Satışı, kiralamacı ve yatırımcı ayakta tutacak
Otomobil ve hafif ticari araç pazarı bu yılın ilk iki ayında geçen yılın aynı dönemine göre yüzde 14 daralarak 92 bin adet olarak gerçekleşmişti. Sektör temsilcileri henüz mart ayına yönelik satış adedi öngörüsü yapmanın zor olduğunu ifade ediyor. Ancak showroom trafiğinde yavaşlama olduğu belirtiliyor. Kar yağışı nedeniyle özellikle son 5 gün showroom trafiği zaten durma noktasındaydı. Ancak kar yağışından bağımsız bayi trafiğinin azaldığı belirtiliyor. Trafiğin azalmasında fiyat artışlarının yanı sıra çip krizi nedeniyle bayilerde oluşan sıranın erimeye başlamasının da etkili olduğu belirtiliyor. Diğer yandan, alım gücü düşen tüketici talebinde daralma yaşanırken, pandemi nedeniyle filo alımları öteleyen kiralama şirketlerinin bu ay alıma geçmesi bekleniyor. ODD Genel Koordinatörü Hayri Erce, otomobilin hala bir yatırım aracı olarak görüldüğünü ifade ederek, “Herkes elindeki parayı koruma derdinde. Bu nedenle otomobil yatırımı yapan da var” dedi.
Sıfır otomobilde yeni zamlar kapıda
Rusya-Ukrayna savaşının etkisiyle otomobil fiyatlarının da artması bekleniyor. Döviz kurunun yeniden yükselişe geçmesi otomobil fiyatlarını yukarı çeken nedenlerden biri olacak. Diğer yandan üretim maliyetlerindeki artış da fiyatlara yansıyacak. Otomotiv sektörünün ana hammaddeleri olan çelik, sac, alüminyum paladyum ve nikel gibi hammaddelerin son 30 yılın en yüksek haftalık artışına sahne oldu.
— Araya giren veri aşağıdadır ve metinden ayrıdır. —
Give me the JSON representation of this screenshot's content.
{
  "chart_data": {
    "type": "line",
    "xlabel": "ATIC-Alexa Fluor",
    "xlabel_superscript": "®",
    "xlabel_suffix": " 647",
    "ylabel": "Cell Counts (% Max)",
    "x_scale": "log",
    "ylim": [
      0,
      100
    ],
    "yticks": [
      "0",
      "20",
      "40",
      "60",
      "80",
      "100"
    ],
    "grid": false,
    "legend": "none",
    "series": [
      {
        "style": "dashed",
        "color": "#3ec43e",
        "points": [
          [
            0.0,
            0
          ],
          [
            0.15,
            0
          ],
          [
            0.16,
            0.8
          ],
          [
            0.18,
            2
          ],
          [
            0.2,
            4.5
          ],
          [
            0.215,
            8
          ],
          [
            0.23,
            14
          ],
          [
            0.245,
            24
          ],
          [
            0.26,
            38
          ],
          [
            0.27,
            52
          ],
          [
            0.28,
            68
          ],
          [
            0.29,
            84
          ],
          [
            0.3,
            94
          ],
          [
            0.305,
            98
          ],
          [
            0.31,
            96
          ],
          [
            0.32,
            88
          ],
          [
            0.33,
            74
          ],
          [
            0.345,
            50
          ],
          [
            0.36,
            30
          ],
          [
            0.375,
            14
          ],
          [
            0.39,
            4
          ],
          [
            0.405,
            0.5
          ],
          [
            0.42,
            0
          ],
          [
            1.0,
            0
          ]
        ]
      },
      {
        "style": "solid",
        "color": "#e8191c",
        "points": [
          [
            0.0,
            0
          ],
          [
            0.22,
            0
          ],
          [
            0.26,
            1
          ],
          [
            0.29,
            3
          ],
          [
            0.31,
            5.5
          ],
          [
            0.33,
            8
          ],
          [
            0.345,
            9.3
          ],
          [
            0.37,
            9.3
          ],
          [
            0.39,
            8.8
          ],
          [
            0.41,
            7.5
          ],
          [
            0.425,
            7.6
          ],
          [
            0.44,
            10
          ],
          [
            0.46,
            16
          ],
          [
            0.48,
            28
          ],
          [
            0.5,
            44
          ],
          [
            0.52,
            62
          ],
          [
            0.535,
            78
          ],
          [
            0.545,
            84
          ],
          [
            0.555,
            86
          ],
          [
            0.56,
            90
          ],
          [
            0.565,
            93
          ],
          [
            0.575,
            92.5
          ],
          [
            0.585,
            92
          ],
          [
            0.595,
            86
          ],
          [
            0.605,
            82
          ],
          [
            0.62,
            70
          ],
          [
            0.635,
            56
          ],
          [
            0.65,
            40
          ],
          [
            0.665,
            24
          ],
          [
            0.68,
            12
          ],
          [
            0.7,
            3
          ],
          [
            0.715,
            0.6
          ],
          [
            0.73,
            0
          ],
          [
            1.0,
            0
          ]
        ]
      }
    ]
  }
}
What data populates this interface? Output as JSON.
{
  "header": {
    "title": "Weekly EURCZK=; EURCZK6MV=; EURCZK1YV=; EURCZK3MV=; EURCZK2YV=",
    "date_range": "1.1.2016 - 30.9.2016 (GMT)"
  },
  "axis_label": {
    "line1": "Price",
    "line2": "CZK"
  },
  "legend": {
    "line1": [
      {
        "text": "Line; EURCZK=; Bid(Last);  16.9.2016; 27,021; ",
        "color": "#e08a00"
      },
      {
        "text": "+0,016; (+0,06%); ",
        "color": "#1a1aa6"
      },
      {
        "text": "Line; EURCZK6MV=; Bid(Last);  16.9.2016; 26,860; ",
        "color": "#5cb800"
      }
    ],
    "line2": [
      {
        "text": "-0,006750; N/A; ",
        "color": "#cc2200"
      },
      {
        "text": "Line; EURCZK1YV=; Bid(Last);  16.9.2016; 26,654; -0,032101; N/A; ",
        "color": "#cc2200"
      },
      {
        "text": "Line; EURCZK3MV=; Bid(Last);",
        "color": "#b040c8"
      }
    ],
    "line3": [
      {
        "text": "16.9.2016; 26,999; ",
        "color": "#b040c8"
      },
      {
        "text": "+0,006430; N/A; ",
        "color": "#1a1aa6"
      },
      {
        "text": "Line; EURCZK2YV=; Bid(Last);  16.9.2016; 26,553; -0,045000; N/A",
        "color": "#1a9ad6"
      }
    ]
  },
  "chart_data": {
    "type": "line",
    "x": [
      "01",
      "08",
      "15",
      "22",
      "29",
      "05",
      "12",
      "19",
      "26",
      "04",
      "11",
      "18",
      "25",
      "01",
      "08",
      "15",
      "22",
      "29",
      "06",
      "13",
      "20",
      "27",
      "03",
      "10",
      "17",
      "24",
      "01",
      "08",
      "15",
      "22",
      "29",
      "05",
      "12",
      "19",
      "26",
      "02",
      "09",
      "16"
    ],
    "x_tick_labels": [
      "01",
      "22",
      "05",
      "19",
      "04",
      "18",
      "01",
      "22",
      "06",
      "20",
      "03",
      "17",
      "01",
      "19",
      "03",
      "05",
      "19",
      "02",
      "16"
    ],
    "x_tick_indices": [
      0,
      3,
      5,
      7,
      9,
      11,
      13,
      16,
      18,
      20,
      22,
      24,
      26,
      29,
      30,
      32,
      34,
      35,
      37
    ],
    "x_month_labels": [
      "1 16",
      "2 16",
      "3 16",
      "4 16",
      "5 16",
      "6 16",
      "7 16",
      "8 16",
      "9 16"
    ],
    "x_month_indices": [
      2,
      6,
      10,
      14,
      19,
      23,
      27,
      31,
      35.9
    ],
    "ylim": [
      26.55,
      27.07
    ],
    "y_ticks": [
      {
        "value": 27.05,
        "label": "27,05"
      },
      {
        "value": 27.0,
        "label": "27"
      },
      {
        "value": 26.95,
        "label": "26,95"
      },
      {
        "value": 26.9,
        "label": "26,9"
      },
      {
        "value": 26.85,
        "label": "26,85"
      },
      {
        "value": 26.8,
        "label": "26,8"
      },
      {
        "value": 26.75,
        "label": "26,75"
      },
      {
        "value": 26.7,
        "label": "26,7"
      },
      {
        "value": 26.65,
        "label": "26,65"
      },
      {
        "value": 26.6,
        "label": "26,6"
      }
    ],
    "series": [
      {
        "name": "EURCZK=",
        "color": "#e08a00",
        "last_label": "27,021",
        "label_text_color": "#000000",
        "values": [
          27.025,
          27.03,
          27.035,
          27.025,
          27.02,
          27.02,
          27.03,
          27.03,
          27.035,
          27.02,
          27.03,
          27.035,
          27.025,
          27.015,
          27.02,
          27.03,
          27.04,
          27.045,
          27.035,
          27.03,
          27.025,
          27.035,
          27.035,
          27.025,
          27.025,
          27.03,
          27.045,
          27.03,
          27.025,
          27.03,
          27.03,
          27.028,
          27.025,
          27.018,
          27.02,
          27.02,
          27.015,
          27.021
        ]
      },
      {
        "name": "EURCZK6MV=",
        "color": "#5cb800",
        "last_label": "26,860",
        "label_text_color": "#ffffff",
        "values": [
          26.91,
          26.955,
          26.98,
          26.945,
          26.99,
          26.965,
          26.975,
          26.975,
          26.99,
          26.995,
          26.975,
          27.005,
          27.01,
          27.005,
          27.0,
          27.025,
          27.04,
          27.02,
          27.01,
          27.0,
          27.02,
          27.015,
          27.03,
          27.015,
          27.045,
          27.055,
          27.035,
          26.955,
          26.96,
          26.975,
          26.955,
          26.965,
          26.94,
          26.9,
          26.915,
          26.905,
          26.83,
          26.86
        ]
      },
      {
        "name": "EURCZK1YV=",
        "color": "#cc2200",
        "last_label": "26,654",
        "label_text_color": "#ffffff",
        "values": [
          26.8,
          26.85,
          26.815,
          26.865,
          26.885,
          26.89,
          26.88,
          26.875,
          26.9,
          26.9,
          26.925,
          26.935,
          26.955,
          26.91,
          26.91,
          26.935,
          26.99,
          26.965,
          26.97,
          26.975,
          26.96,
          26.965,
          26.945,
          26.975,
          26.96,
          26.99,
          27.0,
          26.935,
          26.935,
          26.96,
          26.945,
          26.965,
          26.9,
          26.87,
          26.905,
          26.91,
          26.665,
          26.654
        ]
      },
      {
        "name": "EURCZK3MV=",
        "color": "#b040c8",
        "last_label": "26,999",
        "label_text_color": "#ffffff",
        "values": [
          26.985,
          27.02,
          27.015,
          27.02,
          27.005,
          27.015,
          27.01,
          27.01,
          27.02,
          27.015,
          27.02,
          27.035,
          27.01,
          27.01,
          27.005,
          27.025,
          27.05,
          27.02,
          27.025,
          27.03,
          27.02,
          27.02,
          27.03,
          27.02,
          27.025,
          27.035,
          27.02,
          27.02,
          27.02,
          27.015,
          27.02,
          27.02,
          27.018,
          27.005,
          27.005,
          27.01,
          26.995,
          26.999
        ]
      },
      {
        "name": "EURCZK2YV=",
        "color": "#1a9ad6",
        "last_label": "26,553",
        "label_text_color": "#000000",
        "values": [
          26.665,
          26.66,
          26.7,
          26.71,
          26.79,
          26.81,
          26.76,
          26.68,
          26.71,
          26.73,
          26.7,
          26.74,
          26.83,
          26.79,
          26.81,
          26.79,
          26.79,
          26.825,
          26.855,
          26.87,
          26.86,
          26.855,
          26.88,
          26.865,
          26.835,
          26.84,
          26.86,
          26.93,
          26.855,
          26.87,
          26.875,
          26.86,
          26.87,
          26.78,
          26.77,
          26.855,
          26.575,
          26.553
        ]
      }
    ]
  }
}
Yanı sıra lojistik maliyetlerinde de yüksek artışlar yaşanıyor. Tüm bunların araç fiyatlarına kademeli olarak yansıtılması bekleniyor. Fiyatları artıracak başka bir neden de parça tedarikindeki sorunlar nedeniyle araç bulunurluk sorunun artmasının beklenmesi. Çip krizinin yeniden derinleşmesinden endişe ediliyor. Savaştan önce çip krizi ve tedarik sorunun yılın sonuna doğru çözüleceği umudu vardı. Şimdi ise toparlanma için 2024 yılı konuşulmaya başladı.
Dönemsel araç kiralama talebi artıyor
Artan otomobil fiyatlarının kısa dönem araç kiralama talebini artırması bekleniyor. Özellikle günlük ve dönemsel kiralamada artış olacağı öngörülüyor. Garenta ve ikinciyeni. com Genel Müdürü Şafak Savcı da otomobil fiyatlarındaki artışın dönemsel kiralamayı daha cazip hale getirdiğine dikkat çekerek, “Araç kiralamaya olan talep artıyor. Bunu hem kendi kiralama sayılarımızda hem de yapılan araştırmalarda görüyoruz. Bu yılın ilk iki ayında gerçekleştirdiğimiz kiralama sayısı geçen yılın aynı dönemine göre yüzde 50 artmış durumda. Elbette kısıtlamaların son bulması da burada etkili ancak yine de talebin arttığını rahatlıkla söyleyebiliriz. Talepteki artışı tek bir değişkene bağlamak doğru olmayacak. Ancak otomobil fiyatlarındaki artış dönemsel kiralamayı daha cazip hale getiriyor. Uzun tatil dönemleri ve yaz aylarının gelmesiyle birlikte talebin daha da artacağını söyleyebiliriz” açıklamasını yaptı.